Изменить стиль страницы

— А документ, — нетерпеливо перебил Сабин, — ты не обыскал сенатора?

— Нет... Я ведь и не знал толком, что там должно быть. Тем более, если бы меня потом поймали с какой-то вещью сенатора, то с ходу обвинили бы в нападении и прикончили. И так пришлось откупаться от преторского патруля под Боллилами. Еще четыре монеты...

— Получишь в три раза больше, — сказал Сабин. — Молодец, что доехал. Но что теперь делать?

Он короткими шагами заходил по комнате, с яростью отшвырнув с дороги попавшийся под ноги стул. Его кулаки сжимались и разжимались, губы шептали проклятия, голова напряженно работала. Что же делать?

Наконец, он остановился и повернулся к Корниксу, который из последних сил боролся со сном, словно сова, хлопая глазами и растирая их грязным кулаком.

— Оставайся здесь, — приказал трибун. — Можешь поспать. Без меня никуда не уходи.

Он плеснул в кубок немного вина, залпом выпил, пригладил рукой волосы и выбежал из дома. Недалеко от ворот раб-порученец горестно причитал, протирая смоченной в воде с уксусом губкой спину и бока красивой, гнедой, но до предела измученной лошади, которая еле стояла на ногах.

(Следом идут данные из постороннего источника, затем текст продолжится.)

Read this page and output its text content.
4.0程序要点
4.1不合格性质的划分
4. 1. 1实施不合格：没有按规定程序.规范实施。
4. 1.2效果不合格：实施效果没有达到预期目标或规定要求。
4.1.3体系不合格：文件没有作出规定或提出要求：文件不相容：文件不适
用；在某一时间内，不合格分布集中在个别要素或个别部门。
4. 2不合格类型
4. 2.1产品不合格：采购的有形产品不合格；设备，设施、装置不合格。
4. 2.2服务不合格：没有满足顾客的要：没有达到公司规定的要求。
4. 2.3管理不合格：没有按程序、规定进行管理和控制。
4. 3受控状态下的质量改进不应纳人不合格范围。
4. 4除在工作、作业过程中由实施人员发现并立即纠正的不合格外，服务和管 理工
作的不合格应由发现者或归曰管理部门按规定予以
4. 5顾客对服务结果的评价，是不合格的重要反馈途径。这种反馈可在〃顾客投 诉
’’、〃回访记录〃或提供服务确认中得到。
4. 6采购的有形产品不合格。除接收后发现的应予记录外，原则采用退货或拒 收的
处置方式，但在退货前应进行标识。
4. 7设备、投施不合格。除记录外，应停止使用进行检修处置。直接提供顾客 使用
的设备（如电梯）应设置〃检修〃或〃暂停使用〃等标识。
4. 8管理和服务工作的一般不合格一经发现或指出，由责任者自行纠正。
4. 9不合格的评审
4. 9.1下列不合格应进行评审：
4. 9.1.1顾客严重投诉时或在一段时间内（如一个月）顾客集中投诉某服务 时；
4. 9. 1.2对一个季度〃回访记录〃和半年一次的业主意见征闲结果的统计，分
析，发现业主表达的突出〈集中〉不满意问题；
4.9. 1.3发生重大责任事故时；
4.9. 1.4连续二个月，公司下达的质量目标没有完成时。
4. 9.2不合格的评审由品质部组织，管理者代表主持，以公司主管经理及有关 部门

— Никого ко мне не пускать, — бросил Сабин, торопливо проходя мимо. — Если тот человек что-то попросит — сделаешь.

Раб удрученно кивнул и снова занялся лошадью.

Сабин направился к резиденции Августа — небольшому старинному дому в центре городка. Нолы были Маленьким сонным провинциальным местечком, и у трибуна ушло лишь десять минут, чтобы добраться до нужного здания. У входа в атрий дежурили преторианцы в полном вооружении.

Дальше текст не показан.